源氏物語の中の出会い

更新日:2016.02.12.

源氏物語の中の出会い源氏物語は、学生時代の古典の授業で、ほとんどの人が一度は勉強します。
その内容というかあらすじをひとことでいうなら、光源氏の恋物語です。
光源氏がさまざまな女性と出会い、恋を実らせるためにさまざまなドラマを繰り広げる、といった内容が源氏物語の簡単なあらすじでしょう。
歴史上のさまざまな話には、出会いを取り上げたものがいくつかあります。

現代のラブロマンスのように語られたものは少ないようですが、その中でも源氏物語は、細かい話は知らなくても、日本人であればだれもが知っている古典のラブロマンスでしょう。
源氏物語を読みすすめていると、宮中でも生活の様子が書かれていたりと、この物語が書かれた時代背景がわかるようになっています。
さらに、現代ではうらやましいと思う男性もいるかもしれませんが、貴族の間での結婚とは、現代のように女性が男性のところに嫁ぐのではなく、男性が女性宅に通う通い婚でした。
そのため、女性は男性を受け入れるためには自宅が立派なものではなければいけなかったので、後ろ盾、いわゆる貴族としてお金持ちの家でなければいけなかったようです。
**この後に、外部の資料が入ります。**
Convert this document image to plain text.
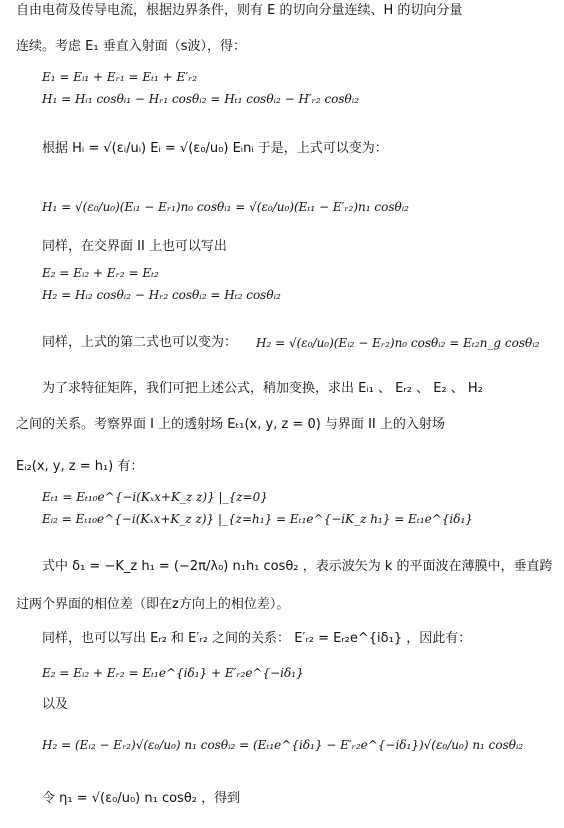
自由电荷及传导电流，根据边界条件，则有 E 的切向分量连续、H 的切向分量
连续。考虑 E₁ 垂直入射面（s波），得：
E₁ = Eᵢ₁ + Eᵣ₁ = Eₜ₁ + E′ᵣ₂
H₁ = Hᵢ₁ cosθᵢ₁ − Hᵣ₁ cosθᵢ₂ = Hₜ₁ cosθᵢ₂ − H′ᵣ₂ cosθᵢ₂
根据 Hᵢ = √(εᵢ/uᵢ) Eᵢ = √(ε₀/u₀) Eᵢnᵢ 于是，上式可以变为：
H₁ = √(ε₀/u₀)(Eᵢ₁ − Eᵣ₁)n₀ cosθᵢ₁ = √(ε₀/u₀)(Eₜ₁ − E′ᵣ₂)n₁ cosθᵢ₂
同样，在交界面 II 上也可以写出
E₂ = Eᵢ₂ + Eᵣ₂ = Eₜ₂
H₂ = Hᵢ₂ cosθᵢ₂ − Hᵣ₂ cosθᵢ₂ = Hₜ₂ cosθᵢ₂
同样，上式的第二式也可以变为： H₂ = √(ε₀/u₀)(Eᵢ₂ − Eᵣ₂)n₀ cosθᵢ₂ = Eₜ₂n_g cosθᵢ₂
为了求特征矩阵，我们可把上述公式，稍加变换，求出 Eᵢ₁ 、 Eᵣ₂ 、 E₂ 、 H₂
之间的关系。考察界面 I 上的透射场 Eₜ₁(x, y, z = 0) 与界面 II 上的入射场
Eᵢ₂(x, y, z = h₁) 有：
Eₜ₁ = Eₜ₁₀e^{−i(Kₓx+K_z z)} |_{z=0}
Eᵢ₂ = Eₜ₁₀e^{−i(Kₓx+K_z z)} |_{z=h₁} = Eₜ₁e^{−iK_z h₁} = Eₜ₁e^{iδ₁}
式中 δ₁ = −K_z h₁ = (−2π/λ₀) n₁h₁ cosθ₂ ，表示波矢为 k 的平面波在薄膜中，垂直跨
过两个界面的相位差（即在z方向上的相位差）。
同样，也可以写出 Eᵣ₂ 和 E′ᵣ₂ 之间的关系： E′ᵣ₂ = Eᵣ₂e^{iδ₁} ，因此有：
E₂ = Eᵢ₂ + Eᵣ₂ = Eₜ₁e^{iδ₁} + E′ᵣ₂e^{−iδ₁}
以及
H₂ = (Eᵢ₂ − Eᵣ₂)√(ε₀/u₀) n₁ cosθᵢ₂ = (Eₜ₁e^{iδ₁} − E′ᵣ₂e^{−iδ₁})√(ε₀/u₀) n₁ cosθᵢ₂
令 η₁ = √(ε₀/u₀) n₁ cosθ₂ ，得到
お金持ちでなければいけなかったことは、貴族という家に生まれたので、ある意味仕方のないことかもしれませんが、通い婚ということは、その時代の女性はどのように捕らえていたのでしょうか。
現代のように女性が社会進出しているわけではありませんから、それが当たり前だと思われていたのでしょう。

しかし、現代の女性からすると、寂しいことではないでしょうか。
結婚とは、好きな男性と寝食をともにする家族となることです。
現代では別居夫婦でも上手くいっている夫婦もいるようですが、やはり結婚とは、一緒に生活して、楽しいことも辛いこともいろいろなことを共に共有して生きていくものではないでしょうか。
しかし、通い婚とは現代的な結婚の形ではないか、という考え方もあります。
いつも一緒にいないので、常に新鮮な状態でいられるのではないかと思われるからです。